NASA’s DART mission may lead to Earth’s first human-made meteor shower as space debris heads our way. Launched in November 2021, the Double Asteroid Redirection Test (DART) mission aimed to protect Earth by deflecting a potentially hazardous asteroid. The mission successfully altered the orbit of its target, the asteroid Dimorphos, a moonlet orbiting the larger asteroid Didymos. By changing Dimorphos’s speed and trajectory, DART demonstrated a potential method for future asteroid defense.

However, the successful mission has led to new concerns. Recent research, using data from the LICIACube spacecraft and NASA supercomputers, tracked around 3 million fragments ejected by the impact. Scientists found that some of these fragments could eventually reach the Earth-Moon system or Mars within a decade. Observations suggest it may take up to 30 years for any fragments to be visible from Earth.

The study indicates that smaller particles, traveling at slower speeds, could hit Earth in about seven years, while faster particles might reach Mars in roughly 13 years.
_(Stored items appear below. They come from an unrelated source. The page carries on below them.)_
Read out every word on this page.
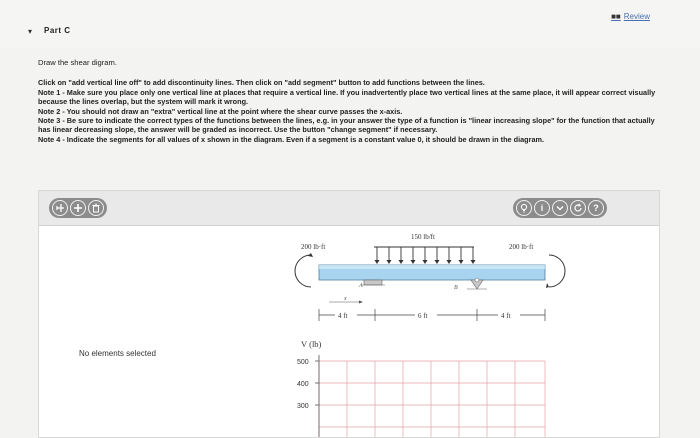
▾ Part C
■■ Review

Draw the shear digram.

Click on "add vertical line off" to add discontinuity lines. Then click on "add segment" button to add functions between the lines.

Note 1 - Make sure you place only one vertical line at places that require a vertical line. If you inadvertently place two vertical lines at the same place, it will appear correct visually because the lines overlap, but the system will mark it wrong.

Note 2 - You should not draw an "extra" vertical line at the point where the shear curve passes the x-axis.

Note 3 - Be sure to indicate the correct types of the functions between the lines, e.g. in your answer the type of a function is "linear increasing slope" for the function that actually has linear decreasing slope, the answer will be graded as incorrect. Use the button "change segment" if necessary.

Note 4 - Indicate the segments for all values of x shown in the diagram. Even if a segment is a constant value 0, it should be drawn in the diagram.

i	?
No elements selected
150 lb/ft
200 lb·ft	200 lb·ft
A	B
x
4 ft	6 ft	4 ft
V (lb)
500
400
300
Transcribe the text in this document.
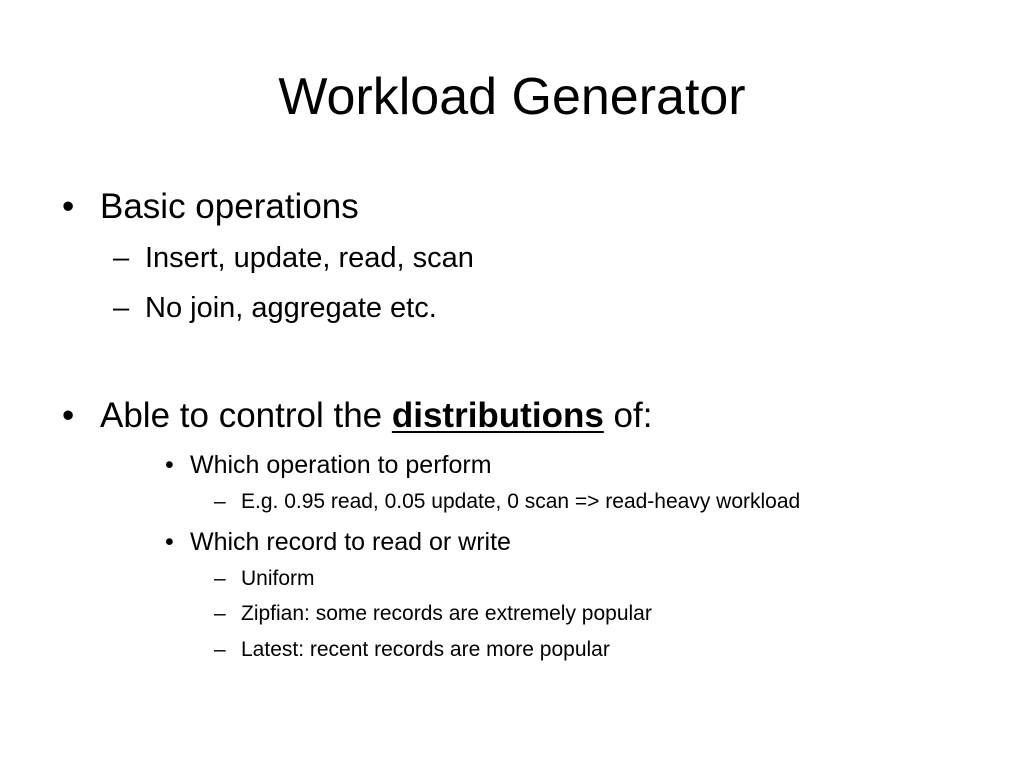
Workload Generator
• Basic operations
– Insert, update, read, scan
– No join, aggregate etc.
• Able to control the distributions of:
• Which operation to perform
– E.g. 0.95 read, 0.05 update, 0 scan => read-heavy workload
• Which record to read or write
– Uniform
– Zipfian: some records are extremely popular
– Latest: recent records are more popular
Although these fragments could create visible streaks of light as they burn up in Earth’s atmosphere, they are not expected to pose any danger to life.

Eloy Peña-Asensio, the lead author of the study and an aerospace engineer at the Polytechnic Institute of Milan, assured Universe Today that if fragments from Dimorphos do reach Earth, they will be harmless. Instead, their small size and high speed will result in dazzling streaks of light across the sky, casing a meteor shower.